Tiere und Pflanzen bilden komplexe Lebensgemeinschaften mit Mikroorganismen, das sogenannte Mikrobiom. Ein Forschungsteam der Heinrich-Heine-Universität Düsseldorf (HHU) und des Max-Planck-Instituts für Pflanzenzüchtungsforschung (MPIPZ) in Köln hat die dreidimensionale Struktur bei Pflanzenwurzeln untersucht.
In der Fachzeitschrift Cell Host & Microbe berichten sie von unterschiedlichen räumlichen Zusammensetzungen, die sich auch auf den Stoffwechsel auswirken. Menschen sind von einer Vielzahl gutwilliger Organismen besiedelt. Insbesondere im Darm spielt die sogenannte Darmflora eine wichtige Rolle für die menschliche Gesundheit. Bei Pflanzen ist dies laut der Wissenschaftler nicht viel anders, auch sie besitzen eine „Mikroflora“: Mikroorganismen helfen dabei, Nährstoffe im Boden verfügbar zu machen und die Pflanze gegen Pathogene zu verteidigen.

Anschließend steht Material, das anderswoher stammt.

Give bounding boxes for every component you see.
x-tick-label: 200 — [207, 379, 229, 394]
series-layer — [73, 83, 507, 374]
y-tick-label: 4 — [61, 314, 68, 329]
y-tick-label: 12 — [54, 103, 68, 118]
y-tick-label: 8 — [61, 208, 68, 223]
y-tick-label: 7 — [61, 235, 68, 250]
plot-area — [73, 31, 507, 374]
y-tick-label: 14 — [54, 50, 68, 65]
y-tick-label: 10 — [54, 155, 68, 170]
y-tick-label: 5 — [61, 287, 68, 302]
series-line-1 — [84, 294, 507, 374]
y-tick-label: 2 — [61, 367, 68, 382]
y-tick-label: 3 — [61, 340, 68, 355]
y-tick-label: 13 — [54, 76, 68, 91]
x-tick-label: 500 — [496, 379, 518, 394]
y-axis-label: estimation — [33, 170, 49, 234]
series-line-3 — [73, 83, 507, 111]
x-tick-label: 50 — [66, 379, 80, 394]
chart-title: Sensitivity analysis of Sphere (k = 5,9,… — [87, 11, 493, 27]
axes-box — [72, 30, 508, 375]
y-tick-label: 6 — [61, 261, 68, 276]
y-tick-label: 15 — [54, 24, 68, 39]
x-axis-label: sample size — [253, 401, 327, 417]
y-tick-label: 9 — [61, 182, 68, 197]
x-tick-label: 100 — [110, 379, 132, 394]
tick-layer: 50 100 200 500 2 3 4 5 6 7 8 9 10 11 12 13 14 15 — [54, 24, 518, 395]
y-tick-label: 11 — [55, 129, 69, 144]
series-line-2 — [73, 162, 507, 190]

Der menschliche Darm ist in unterschiedliche Abschnitte unterteilt, jeder dieser Bereiche hat eine spezifische Funktion. Im Tierreich wurden vor rund zehn Jahren nicht nur spezifische Stammzellen in den verschiedenen Abschnitten festgestellt, sondern auch unterschiedliche Stoffwechselaktivitäten auf der Basis von molekularen Untersuchungen. Die unterschiedlichen genetisch definierten lokalen Unterschiede im Darm führen zu differentieller Besiedlung mit Mikroorganismen. Inzwischen sei bekannt, dass die Darmflora eine hochkomplexe dreidimensionale Biogeografie aufweise.

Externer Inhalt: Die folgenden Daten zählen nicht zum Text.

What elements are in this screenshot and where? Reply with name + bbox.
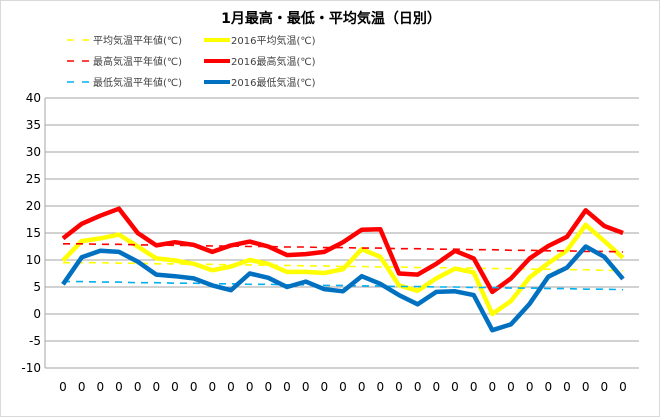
legend-label: 最高気温平年値(℃)	[93, 55, 182, 68]
x-tick-label: 0	[134, 380, 142, 394]
x-tick-label: 0	[97, 380, 105, 394]
x-tick-label: 0	[470, 380, 478, 394]
x-tick-label: 0	[619, 380, 627, 394]
chart-title: 1月最高・最低・平均気温（日別）	[221, 10, 441, 27]
y-tick-label: 0	[33, 307, 41, 321]
x-tick-label: 0	[433, 380, 441, 394]
x-tick-label: 0	[358, 380, 366, 394]
x-tick-label: 0	[395, 380, 403, 394]
x-tick-label: 0	[153, 380, 161, 394]
legend: 平均気温平年値(℃) 2016平均気温(℃) 最高気温平年値(℃) 2016最高気温(…	[67, 34, 316, 89]
x-tick-label: 0	[265, 380, 273, 394]
y-tick-label: 20	[26, 199, 41, 213]
x-tick-label: 0	[414, 380, 422, 394]
x-tick-label: 0	[171, 380, 179, 394]
x-tick-label: 0	[489, 380, 497, 394]
x-tick-label: 0	[339, 380, 347, 394]
legend-label: 平均気温平年値(℃)	[93, 34, 182, 47]
y-tick-label: -5	[29, 334, 41, 348]
legend-label: 2016最高気温(℃)	[231, 55, 316, 68]
x-tick-label: 0	[283, 380, 291, 394]
series-line-5	[63, 247, 623, 331]
x-tick-label: 0	[115, 380, 123, 394]
x-tick-label: 0	[190, 380, 198, 394]
y-axis-ticks: 40 35 30 25 20 15 10 5 0 -5 -10	[21, 91, 41, 375]
legend-label: 2016最低気温(℃)	[231, 76, 316, 89]
y-tick-label: 25	[26, 172, 41, 186]
x-tick-label: 0	[59, 380, 67, 394]
x-tick-label: 0	[78, 380, 86, 394]
y-tick-label: 10	[26, 253, 41, 267]
y-tick-label: -10	[21, 361, 41, 375]
x-tick-label: 0	[227, 380, 235, 394]
x-tick-label: 0	[451, 380, 459, 394]
x-tick-label: 0	[563, 380, 571, 394]
y-tick-label: 35	[26, 118, 41, 132]
legend-label: 2016平均気温(℃)	[231, 34, 316, 47]
x-tick-label: 0	[209, 380, 217, 394]
x-tick-label: 0	[545, 380, 553, 394]
x-tick-label: 0	[246, 380, 254, 394]
x-tick-label: 0	[507, 380, 515, 394]
y-tick-label: 30	[26, 145, 41, 159]
series-lines	[63, 209, 623, 331]
y-tick-label: 40	[26, 91, 41, 105]
x-tick-label: 0	[377, 380, 385, 394]
legend-label: 最低気温平年値(℃)	[93, 76, 182, 89]
gridlines	[45, 98, 639, 368]
x-tick-label: 0	[582, 380, 590, 394]
x-tick-label: 0	[601, 380, 609, 394]
x-tick-label: 0	[302, 380, 310, 394]
y-tick-label: 15	[26, 226, 41, 240]
y-tick-label: 5	[33, 280, 41, 294]
x-tick-label: 0	[321, 380, 329, 394]
x-tick-label: 0	[526, 380, 534, 394]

Um zu untersuchen, inwieweit die Wurzelmikroflora ebenfalls geografische Unterschiede aufweise, haben drei Forschungsteams der HHU und des MPIPZ dies gemeinsam an der Modellpflanze Ackerschmalwand (Arabidopsis thaliana) untersucht. Die Forschenden nutzten dazu einen sogenannten „Multi-omics“-Ansatz: Hierzu zählen die „Transkriptomik“ – die Analyse aller in einer Zelle abgelesenen RNA-Moleküle – und die „Metabolomik“ – die Untersuchung des Stoffwechselnetzwerks – sowie weitere Bereiche wie die Synthetische Biologie und die Bioinformatik.

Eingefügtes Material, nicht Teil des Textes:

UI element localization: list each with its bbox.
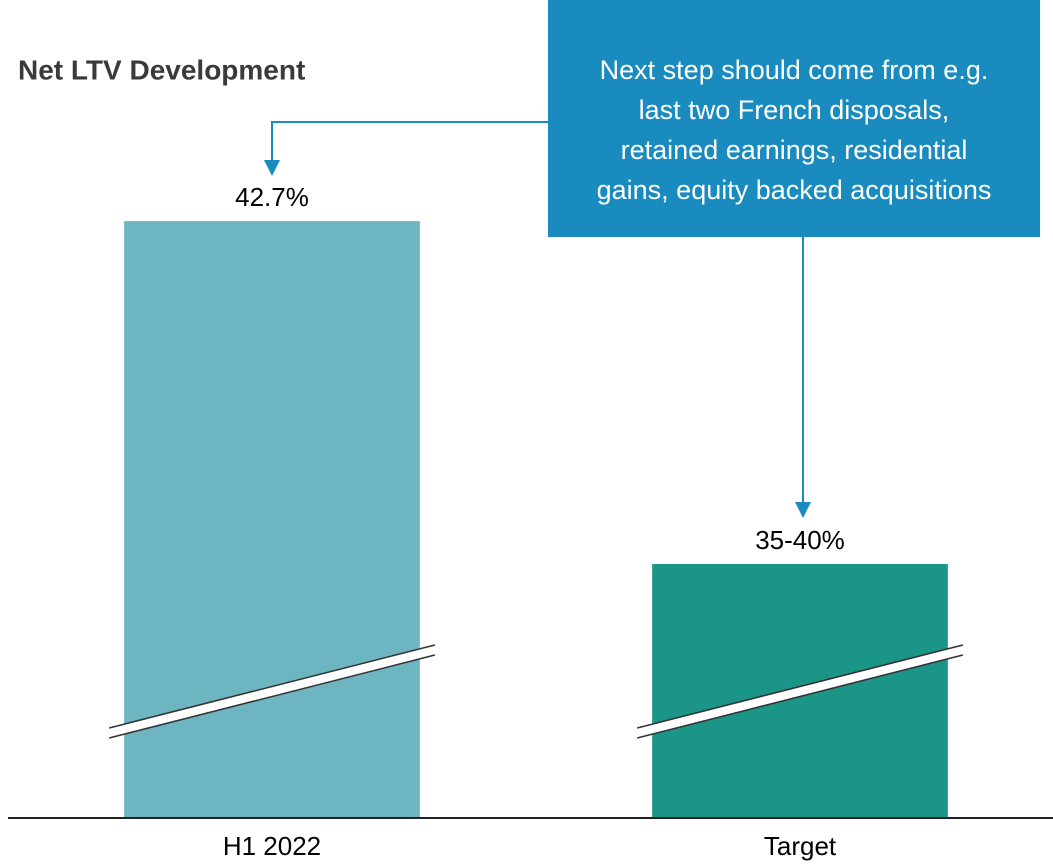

In der aktuellen Ausgabe von Cell Host & Microbe beschreiben die Biologen, dass sie hierzu zwei experimentelle Anzuchtsysteme entwickelt haben, mit denen sie die Wurzelmikrobiota von Arabidopsis analysieren können: CD-Hüllen-Rhizotrone und ArtSoil-Wachstumsmedien. Mit Hilfe dieser beiden Systeme wiesen sie eine räumliche Differenzierung der Mikroflora entlang der Längsachse der Wurzel organisierter Mikrobiota nach, eine entsprechende Differenzierung pflanzlicher Metabolite und der Stoffwechselaktivitäten.
Hauptautorin Dr. Eliza Loo vom Institut für Molekulare Physiologie der HHU: „Mithilfe von bioinformatischen und genetischen Methoden identifizierten wir drei sogenannte SWEET-Zuckertransporter, die zur Verteilung von Zucker und anderen Stoffwechselprodukten entlang der Wurzel beitragen. Diese Transportmoleküle sind für die räumliche Besiedlung durch Wurzelbakterien erforderlich.“
„Wir konnten das komplexe Netzwerk zwischen Mikroben und Wirt, in diesem Fall also der Pflanze, im Hinblick auf den Stoffwechsel entschlüsseln“, ergänzt Dr. Tin Yau Pang von der Arbeitsgruppe für Computational Cell Biology der HHU. „Die Erkenntnisse können dazu beitragen, die mikrobiellen Gemeinschaften zu optimieren und damit einen verbesserten Schutz der Pflanzen vor Krankheitserregern und so eine bessere Pflanzengesundheit zu erreichen”, sagt Dr. Paloma Durán vom MPIPZ, die zweite Hauptautorin der Studie.
Prof. Dr. Wolf Frommer, Leiter des HHU-Instituts für Molekulare Physiologie und Korrespondenzautor, kommentiert: „Um die räumliche Besiedlung des Wirts-Mikrobioms zu verstehen, wird noch eine wesentlich detaillierte Analyse der 3D-Biogeografie sowohl der Pflanze als auch der mikrobiellen Spezies notwendig sein. Unsere nun veröffentlichte Publikation legt die Basis für derartige Arbeiten. Die Studien sollen nun auf Kulturpflanzen wie Gerste ausgeweitet werden.”